Quaeryt looked, turning to face into the light wind, coming out of the west. Indeed the entire western sky was red, a glorious golden red, if with an undertone of a darker red, like that of drying blood … of which he’d seen far too much in the campaign against the hill holders. The brilliance of the color almost totally obscured the crescent of Erion, whose slightly sullen reddish white seemed pale by comparison. He glanced at Vaelora, walking beside him, her coat wrapped tightly around her. Her face expressed more puzzlement than wonder, and he asked, “What is it?”

“That looks familiar. I couldn’t say why.”

“The sunset?”

“The colors.”

“Then you must have seen them somewhere…”

Vaelora nodded. “But I don’t remember.” She turned, and Quaeryt helped her into the sleigh.

As the driver eased the sleigh away from the gates and onto the packed snow and ice of the road, two squads of troopers followed them.

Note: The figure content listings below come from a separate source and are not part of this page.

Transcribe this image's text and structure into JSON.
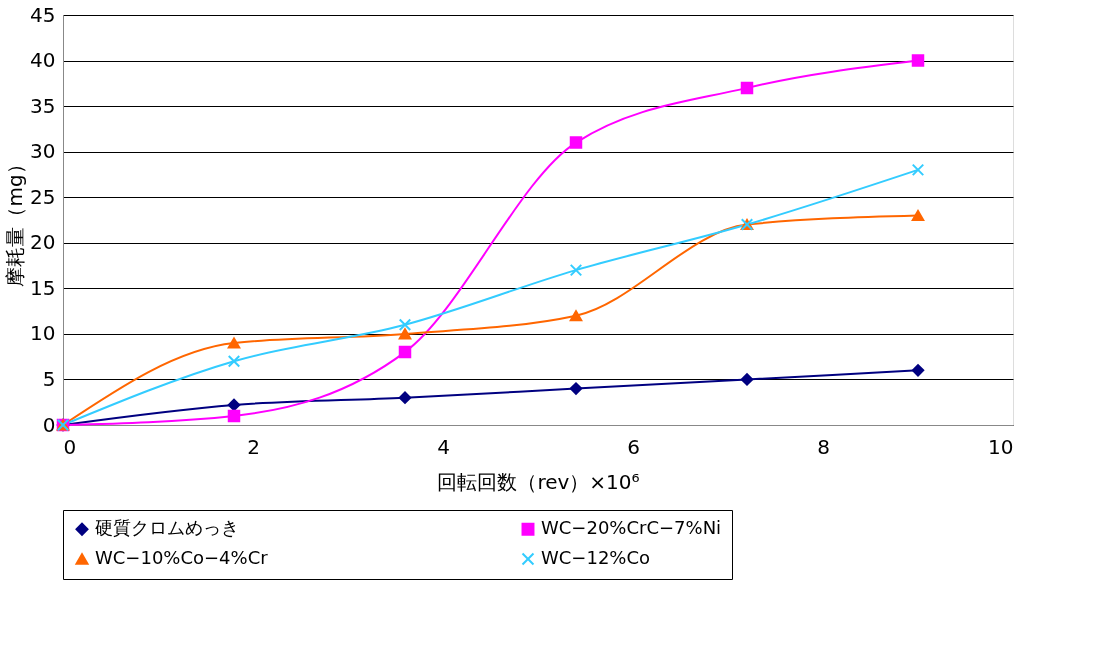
{
  "chart_data": {
    "type": "line",
    "xlabel": "回転回数（rev）×10⁶",
    "ylabel": "摩耗量（mg）",
    "x": [
      0,
      1.8,
      3.6,
      5.4,
      7.2,
      9.0
    ],
    "xlim": [
      0,
      10
    ],
    "xticks": [
      0,
      2,
      4,
      6,
      8,
      10
    ],
    "ylim": [
      0,
      45
    ],
    "yticks": [
      0,
      5,
      10,
      15,
      20,
      25,
      30,
      35,
      40,
      45
    ],
    "grid": "y",
    "legend": "bottom",
    "series": [
      {
        "name": "硬質クロムめっき",
        "color": "#000080",
        "marker": "diamond",
        "values": [
          0,
          2.2,
          3,
          4,
          5,
          6
        ]
      },
      {
        "name": "WC−20%CrC−7%Ni",
        "color": "#ff00ff",
        "marker": "square",
        "values": [
          0,
          1,
          8,
          31,
          37,
          40
        ]
      },
      {
        "name": "WC−10%Co−4%Cr",
        "color": "#ff6600",
        "marker": "triangle",
        "values": [
          0,
          9,
          10,
          12,
          22,
          23
        ]
      },
      {
        "name": "WC−12%Co",
        "color": "#33ccff",
        "marker": "cross",
        "values": [
          0,
          7,
          11,
          17,
          22,
          28
        ]
      }
    ]
  }
}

Quaeryt continued to study the western sky, and it seemed to him that the golden red and the darker red took longer to fade than was usual for sunsets, but colors or not, the air was chill. Although heavy fur wraps had been spread across trousers and gowns, after only a quint in the horse-drawn sleigh, Quaeryt’s legs were colder than if he’d been riding. But then, you haven’t been riding at night … or even late in the afternoon.

“Earlier this week, I wondered if we’d be using the carriage,” said Emra. “The snow was melting so fast.”

“That’s the way it is at the end of winter and the beginning of spring,” said Straesyr. “Warm, then cold, then warm. Each time the cold is usually a little less chill, the warm a trace more springlike.”

After another three quints, the sleigh swung through a pair of gilded iron gates flanked by polished marble gateposts set against graystone walls. Torches lit both the entry gates and the way up the snow-packed lane to the estate house, a structure more like a Bovarian chateau, thought Quaeryt. The sleigh stopped just short of the covered entry portico, where the four disembarked and then walked across the stone pavement that had been swept clean of snow and the ice removed, before climbing the three wide marble steps to the entry.

The outer double doors were open, although Quaeryt could see that the decorative ironwork was gilded on both sides, and a doorman opened the inner goldenwood door for them as they approached. “Governor … Lady Straesyr … most honored Lady Vaelora … Princeps.”

Quaeryt noted the difference in address between Emra, whose position was determined by that of her husband, and that offered Vaelora, who clearly outranked him.

Once inside the chateau, they stood in a hexagonal vestibule with a high vaulted ceiling. The walls above the goldenwood wainscoting were smooth plaster tinted to resemble golden-streaked marble, with deep blue velvet hangings.

“The robing room for the ladies…” murmured another functionary, gesturing to the left. “And for … you…” That gesture was to the right.

Two valets stood waiting in the narrow chamber to take Quaeryt’s and Straesyr’s outer coats. From there, Quaeryt followed Straesyr back into the main entry hall, where they waited for a good half quint for their ladies.